How I Am Teaching My Children The Meaning Of Memorial Day
The question was inevitable; my kids are far too observant to not notice that the cemetery we pass at least...
The question was inevitable; my kids are far too observant to not notice that the cemetery we pass at least once a week had changed. And sure enough, as we passed by, I heard my three-year-old son pipe up, “American flags!” and then his five-year-old sister asked, “But why?”
I didn’t go into a long explanation of the history of the day, but I told them that this Monday was a special day that we use to remember our military service members who died in service to their nation. At their ages, this is probably as much explanation as they need or can handle; death is something that our five-year-old is only beginning to understand as a permanent state. This time next year, the oldest will probably be old enough to hear about Danny.
They know about Danny, of course; they have seen his picture and they know that Danny was Mommy’s friend and colleague. Not all sergeants are created equal, but Danny was the kind of sergeant a young captain turned executive officer/chief of the orderly room could go to, whether it concerned a troubled airman or a report that needed clarification, and he would smile and say, “I’ll take care of it, ma’am.” And he did. He always did.
After I left active duty, we kept in touch. I admired his faith and consistency; he sent me articles about politics and we talked about how our politics and faith meshed. My husband was deployed and he was deployed, and so I checked in with him on how his wife was, and he checked in with me on how my husband was doing. We talked about how Danny hadn’t wanted to go on this last deployment, how it was simply an error on his paperwork, but that he would be home and out of the Air Force soon, and God had a plan.
My kids won’t remember the morning of April 28, 2013. It was my daughter’s third birthday, and I jumped on Facebook to post the typical picture of the birthday girl. But there were cryptic posts about a missing aircraft in the area of responsibility, and so I didn’t just get off Facebook like I thought I would. Someone mistakenly shared the callsign in a post, spurring those of us back in the states to start reaching out to our friends on that air platform. Danny was not online. He never would be again. He was one of the four crewmen on board Independence 08.
And so this year, as my kids are really getting old enough to understand what Memorial Day is all about, I asked Danny’s wife, Sonya, what she would like them to know about Monday and how it’s just not another day. But her answer was so beautiful and so applicable to so many others who have fallen that I would like to share it in its entirety:
Thank God for giving such a friend to call a husband, and what a wonderful person and blessing he was to have known! On this weekend, when we are out fishing, hiking, picnicking, and making a 3 day “holiday”, there are families out there that are hurting deeply for their loved ones. On this weekend, when you see a flag at half-staff, remember these men and women who died bravely for their country. On Monday at noon, the flag will resume at full staff. Fly it high! It is to the honor that we lower it; it is to the sweat, blood, and tears of this country's spirit made of all those men and women and their families, from the beginning to now, that we may continue to fly it high!

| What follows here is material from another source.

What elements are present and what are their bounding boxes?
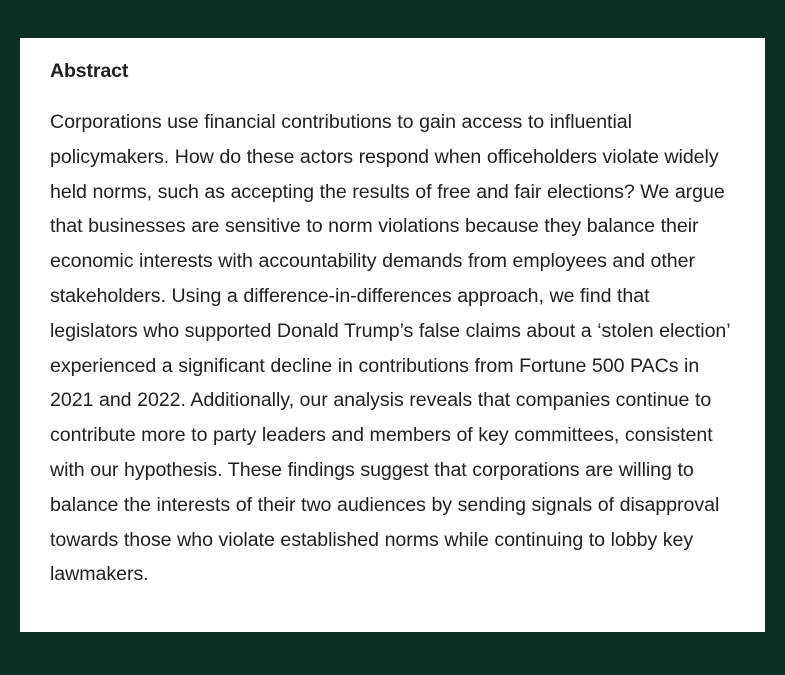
abstract-body-text: Corporations use financial contributions to gain access to influential policymakers. How do these actors respond when officeholders violate widely held norms, such as accepting the results of free and fair elections? We argue that businesses are sensitive to norm violations because they balance their economic interests with accountability demands from employees and other stakeholders. Using a difference-in-differences approach, we find that legislators who supported Donald Trump’s false claims about a ‘stolen election’ experienced a significant decline in contributions from Fortune 500 PACs in 2021 and 2022. Additionally, our analysis reveals that companies continue to contribute more to party leaders and members of key committees, consistent with our hypothesis. These findings suggest that corporations are willing to balance the interests of their two audiences by sending signals of disapproval towards those who violate established norms while continuing to lobby key lawmakers. <box>50 111 730 586</box>
abstract-card <box>20 38 765 632</box>
abstract-heading: Abstract <box>50 60 129 82</box>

Most of us who served in the post-9/11 military have a Danny. Some of us have more than one. Our memories are all many of us have left of these fallen comrades. They are gone; we cannot bring them back. But by talking about them with our children, by explaining what the day is all about and making those lost to us real to them, we transmit those memories down and keep their names alive.
This Monday, please don’t forget to include children — whether it’s your children or children close to you, like a niece or nephew — in your traditions. Please make your fallen friends real to them. Show them pictures and tell them about your friend. If they’re too little to have a grasp on such abstract concepts as death and combat, you can simply tell them that this was your friend and he or she is gone now, and that you will tell them more when they’re older, but this day is for those we lost. Make a concerted effort to reach out to Gold Star families every day, but especially on Memorial Day. Whether sending a simple card or letter saying that you and your family are thinking about them, or an invitation to lunch, by honoring their families, you honor your friend. By teaching your children to honor them, you take a small step toward ensuring the next generation will not forget.
The Scottish poet Thomas Campbell wrote, “To live in hearts we leave behind is not to die.” Not transmitting our memories of our fallen friends down to our children and letting them think that Memorial Day is simply just another day off allows them a second death, this time at friendly hands. Keep their memories, and their spirits, alive. Promise their families they are not forgotten. We owe our fallen that much.